Taxon IDs and subspecies
This may have been discussed previously, but I could not find guidance.
The general problem(s):
What is the relationship between an annotation and the taxon id assigned to that annotation?
- Does the use of a taxon id assert that the annotation makes a true statement about all subnodes in the taxonomy tree?
- Does the use of a taxon id assert anything about the organism/strain used for the experiment?
The E. coli example:
E. coli Illustrates the problem, but it is a general problem for bacterial genomes if not for all organisms.
NCBI taxonomy uses Taxon ID 562 for the species E. coli. However, NCBI taxonomy also has a large number of additional taxon ids for E. coli strains and families of strains. E. coli strains in this list have a large variety of differences in their genomes (e.g. see this paper). The common core in all E. coli strains is estimated to be about 2000 genes, while the "pangenome" is estimated to be about 18,000-20,000 genes.
This from an expert consulted by Emily expands on the situation:
E coli has 4 subgroups, A, B1, B2, and D, and the paper confirms these and adds an extra one, E. K12 is in the A group.
If you can identify nodes corresponding to each subgroup, I would think about annotating to these. This is the direction we are likely to move in with Ensembl Genomes - although really it's a call for the E. coli experts.

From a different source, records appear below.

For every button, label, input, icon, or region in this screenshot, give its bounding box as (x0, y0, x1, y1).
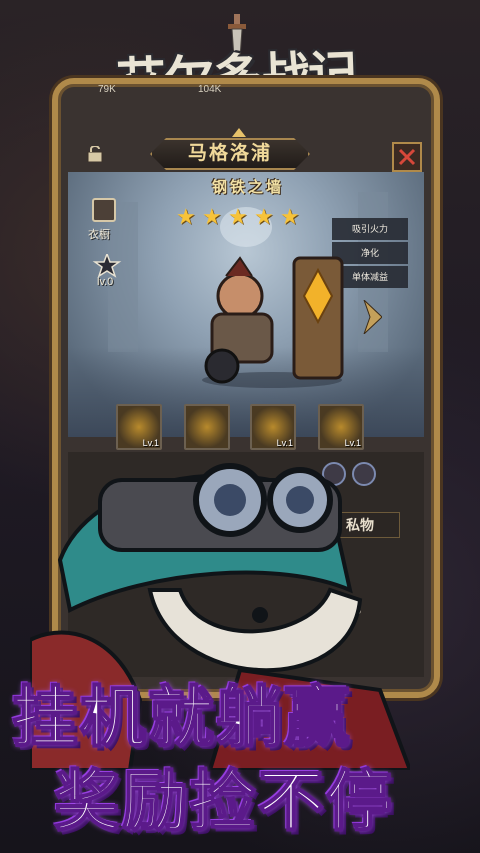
resource-gold: 79K (98, 84, 116, 95)
hero-name: 马格洛浦 (187, 143, 272, 164)
star-icon: ★ (280, 204, 300, 229)
hero-name-banner: 马格洛浦 (150, 138, 310, 170)
star-icon: ★ (176, 204, 196, 229)
wardrobe-label: 衣橱 (88, 229, 110, 241)
skill-tag[interactable]: 吸引火力 (332, 218, 408, 240)
star-rating: ★ ★ ★ ★ ★ (176, 206, 302, 228)
next-hero-arrow-icon[interactable] (362, 300, 382, 334)
banner-up-arrow-icon[interactable] (232, 128, 246, 137)
hero-figure (202, 256, 344, 388)
star-icon: ★ (254, 204, 274, 229)
lock-icon[interactable] (86, 146, 104, 162)
level-label: lv.0 (97, 276, 114, 288)
hero-title: 钢铁之墙 (211, 179, 284, 196)
star-icon: ★ (228, 204, 248, 229)
slogan-line-2: 奖励捡不停 (53, 762, 394, 841)
level-emblem-icon[interactable] (92, 254, 122, 278)
slogan-line-1: 挂机就躺赢 (11, 678, 352, 757)
resource-gems: 104K (198, 84, 222, 95)
star-icon: ★ (202, 204, 222, 229)
menu-grid-icon[interactable] (392, 142, 422, 172)
wardrobe-icon[interactable] (92, 198, 116, 222)
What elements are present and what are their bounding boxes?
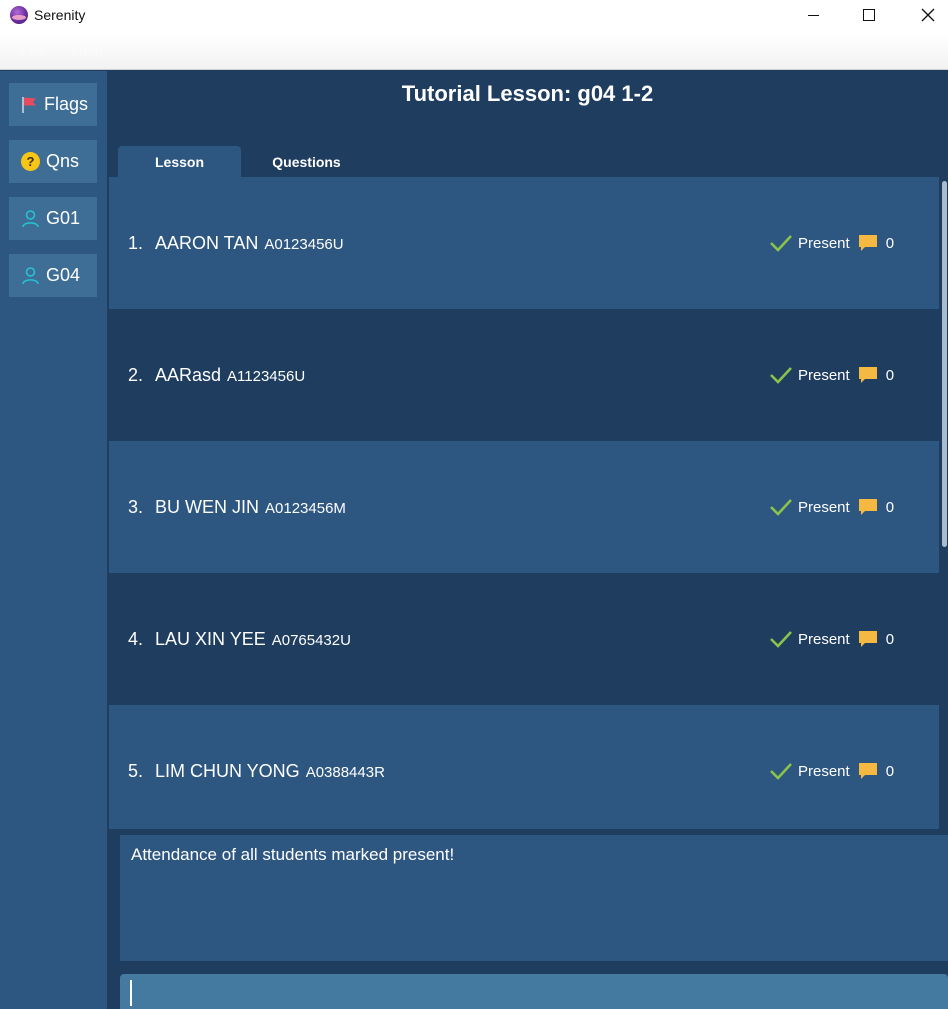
flag-icon	[21, 96, 38, 114]
person-icon	[21, 209, 40, 228]
command-input[interactable]	[120, 974, 948, 1009]
sidebar-item-g04[interactable]: G04	[9, 254, 97, 297]
student-id: A0388443R	[305, 763, 385, 781]
speech-bubble-icon	[858, 499, 877, 515]
list-item[interactable]: 3. BU WEN JIN A0123456M Present 0	[109, 441, 939, 573]
list-item[interactable]: 1. AARON TAN A0123456U Present 0	[109, 177, 939, 309]
attendance-status: Present 0	[769, 233, 894, 253]
speech-bubble-icon	[858, 763, 877, 779]
person-icon	[21, 266, 40, 285]
status-label: Present	[798, 630, 850, 648]
student-index: 5.	[128, 760, 144, 781]
student-name-group: AARasd A1123456U	[155, 365, 305, 386]
attendance-status: Present 0	[769, 629, 894, 649]
list-item[interactable]: 2. AARasd A1123456U Present 0	[109, 309, 939, 441]
student-index: 2.	[128, 364, 144, 385]
speech-bubble-icon	[858, 367, 877, 383]
participation-count: 0	[885, 498, 895, 516]
status-label: Present	[798, 366, 850, 384]
minimize-icon	[807, 14, 819, 16]
status-label: Present	[798, 498, 850, 516]
student-id: A0765432U	[271, 631, 351, 649]
attendance-status: Present 0	[769, 761, 894, 781]
sidebar: Flags ? Qns G01 G04	[0, 71, 107, 1009]
sidebar-item-qns[interactable]: ? Qns	[9, 140, 97, 183]
check-icon	[770, 499, 792, 516]
student-id: A1123456U	[227, 367, 306, 385]
student-name-group: BU WEN JIN A0123456M	[155, 497, 346, 518]
maximize-icon	[863, 9, 875, 21]
student-name-group: LIM CHUN YONG A0388443R	[155, 761, 385, 782]
list-item[interactable]: 4. LAU XIN YEE A0765432U Present 0	[109, 573, 939, 705]
maximize-button[interactable]	[840, 0, 898, 30]
student-index: 3.	[128, 496, 144, 517]
sidebar-item-label: Qns	[46, 151, 80, 171]
sidebar-item-flags[interactable]: Flags	[9, 83, 97, 126]
speech-bubble-icon	[858, 235, 877, 251]
close-icon	[921, 8, 935, 22]
check-icon	[770, 367, 792, 384]
check-icon	[770, 631, 792, 648]
student-name: LIM CHUN YONG	[155, 760, 300, 781]
tab-lesson[interactable]: Lesson	[118, 146, 241, 177]
attendance-status: Present 0	[769, 365, 894, 385]
participation-count: 0	[885, 762, 895, 780]
menu-bar: File Help	[0, 33, 948, 70]
student-name-group: AARON TAN A0123456U	[155, 233, 344, 254]
student-list[interactable]: 1. AARON TAN A0123456U Present 0 2. AARas…	[109, 177, 939, 829]
student-name: AARON TAN	[155, 232, 259, 253]
student-name: BU WEN JIN	[155, 496, 260, 517]
tab-questions[interactable]: Questions	[245, 146, 368, 177]
title-bar: Serenity	[0, 0, 948, 33]
student-name: AARasd	[155, 364, 222, 385]
list-scrollbar[interactable]	[941, 177, 948, 829]
student-id: A0123456M	[265, 499, 346, 517]
sidebar-item-label: G01	[46, 208, 81, 228]
menu-help[interactable]: Help	[72, 43, 103, 60]
student-id: A0123456U	[264, 235, 344, 253]
student-name-group: LAU XIN YEE A0765432U	[155, 629, 351, 650]
sidebar-item-g01[interactable]: G01	[9, 197, 97, 240]
check-icon	[770, 235, 792, 252]
status-label: Present	[798, 234, 850, 252]
page-title: Tutorial Lesson: g04 1-2	[401, 81, 654, 106]
speech-bubble-icon	[858, 631, 877, 647]
attendance-status: Present 0	[769, 497, 894, 517]
list-item[interactable]: 5. LIM CHUN YONG A0388443R Present 0	[109, 705, 939, 829]
student-index: 4.	[128, 628, 144, 649]
participation-count: 0	[885, 234, 895, 252]
result-display: Attendance of all students marked presen…	[120, 835, 948, 961]
status-label: Present	[798, 762, 850, 780]
scrollbar-thumb[interactable]	[942, 181, 947, 547]
student-name: LAU XIN YEE	[155, 628, 266, 649]
close-button[interactable]	[899, 0, 948, 30]
participation-count: 0	[885, 366, 895, 384]
window-title: Serenity	[34, 7, 86, 23]
sidebar-item-label: Flags	[44, 94, 89, 114]
main-panel: Tutorial Lesson: g04 1-2 Lesson Question…	[107, 71, 948, 1009]
participation-count: 0	[885, 630, 895, 648]
question-icon: ?	[21, 152, 40, 171]
menu-file[interactable]: File	[20, 43, 44, 60]
student-index: 1.	[128, 232, 144, 253]
check-icon	[770, 763, 792, 780]
minimize-button[interactable]	[784, 0, 842, 30]
sidebar-item-label: G04	[46, 265, 81, 285]
text-caret	[130, 980, 132, 1006]
app-logo-icon	[10, 6, 28, 24]
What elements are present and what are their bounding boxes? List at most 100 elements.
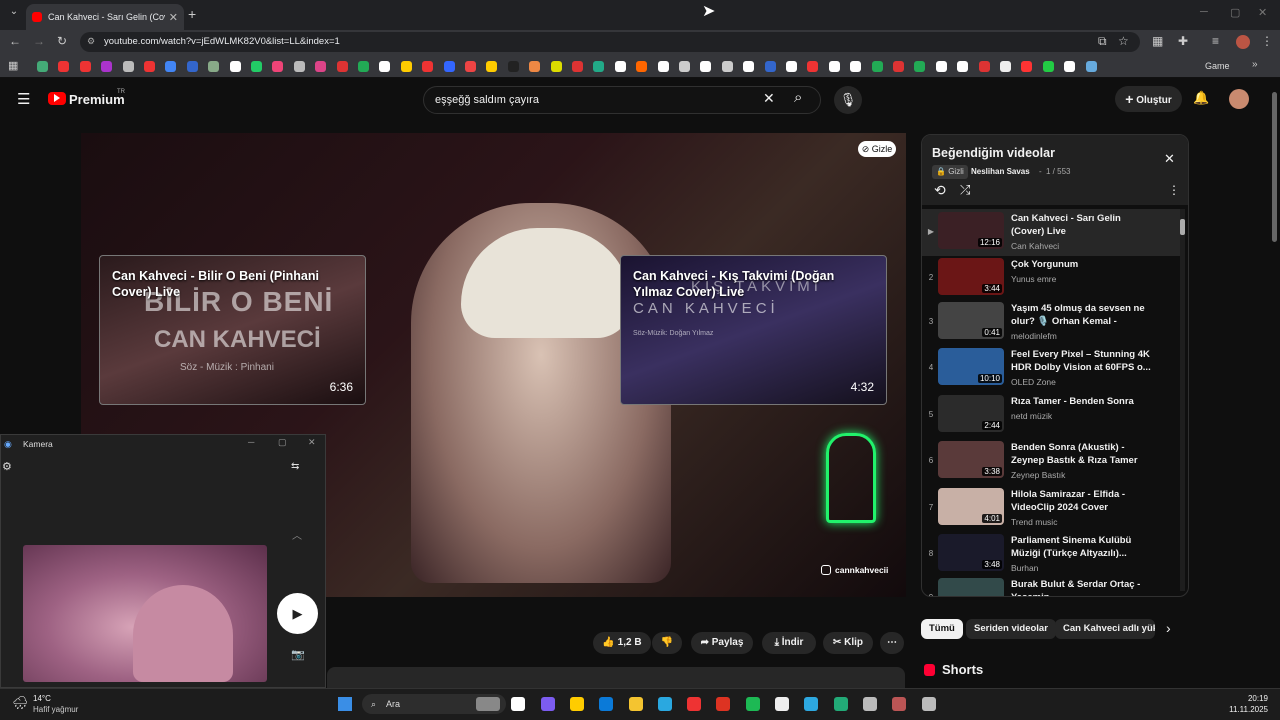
media-control-icon[interactable]: ≡ <box>1212 34 1219 48</box>
playlist-owner[interactable]: Neslihan Savas <box>971 167 1030 176</box>
browser-tab[interactable]: Can Kahveci - Sarı Gelin (Cover) ✕ <box>26 4 184 30</box>
maximize-window-button[interactable]: ▢ <box>1230 6 1240 19</box>
clock-date[interactable]: 11.11.2025 <box>1212 705 1268 714</box>
taskbar-app-icon[interactable] <box>862 697 877 711</box>
apps-grid-icon[interactable]: ▦ <box>8 59 18 72</box>
new-tab-button[interactable]: + <box>188 6 196 22</box>
bookmark-favicon-icon[interactable] <box>593 61 605 72</box>
bookmark-favicon-icon[interactable] <box>914 61 926 72</box>
playlist-item[interactable]: ▶ 12:16 Can Kahveci - Sarı Gelin (Cover) L… <box>922 209 1180 256</box>
taskbar-app-icon[interactable] <box>745 697 760 711</box>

One idea is that annotations should be made at the most appropriate level, and then GOA should present the appropriate view (i.e. if something is true for E. coli, then it's also true for E. coli K12). The problem is that in attaching an observation to a taxon, an inference is really being performed i.e. there are a set of measurements on one specific sample, and logically a statement like 'ftsZ regulates cell division in E.coli' is conceptually the same as then using InterPro2GO to project this conclusion to a still wider area of the sequence/taxon space. I don't think it will often be the case that an experimental result is really shown to apply to a specific taxonomic range; rather, the authors will have made a (possibly arbitrary) decision to conclude that this phenomenon exists in this strain, this species or even in a wider grouping. So there is probably no escape from you making your own arbitrary decision about where to annotate.
Note that A, B1, B2, D, and E are not in NCBI taxonomy as of today (3/29/10).
What does an annotation say about strains?
Because of the genome plasticity, when we make an experimental annotation to a gene from a lab strain, there is a reasonably high probability that it's a gene that is not even present in many E. coli strains.
- Is this any different from an annotation not applying to a single gene knockout strain?
What does an annotation say about experiments?
NCBI does have several taxon IDs for the strains used the main E. coli models:
- Escherichia coli K-12 = taxid 83333
- Escherichia coli BW2952
- Escherichia coli LW1655F+
- Escherichia coli NC-7
- Escherichia coli str. K-12 substr. DH10B
- Escherichia coli str. K-12 substr. MG1655 = taxid 511145
- Escherichia coli str. K-12 substr. W3110
- Escherichia coli B = 37761
- Escherichia coli B str. REL606
- Escherichia coli C = taxid 498388
- Escherichia coli ATCC 8739
However, the existing literature annotations do not distinguish which strains were used for a particular experiment, and extracting that information could be difficult in many cases. In general, the strains used are likely to be descendants of these parents, but at least one commonly used lab strain is a hybrid between K-12 and C.
- JH: Use the highest species taxid available (562 for E. coli); rely on other tools to filter the validity of inferences based on presence/absence of genes
- Karp/EcoCyc: Consider the specific question: What taxid should we use when curating GO terms in EcoCyc (E. coli K-12 MG1655)? Our position is the following. EcoCyc is meant to represent information about this specific strain of E. coli. Although it is true that much information in EcoCyc was studied experimentally in other strains, our goal is to represent as accurately as possible what is known about this strain. If information gleaned from another strain turns out to be incorrect with regard to MG1655, we will correct the annotations. We propose to use 511145 as the taxid for all GO terms annotated in EcoCyc.
- Other 1: Use 83333 as a stand-in for "laboratory E. coli"
- Other 2: Get NCBI to add nodes for intermediate groupings A, B1, B2 etc. Figure out whether one of these covers all lab strains.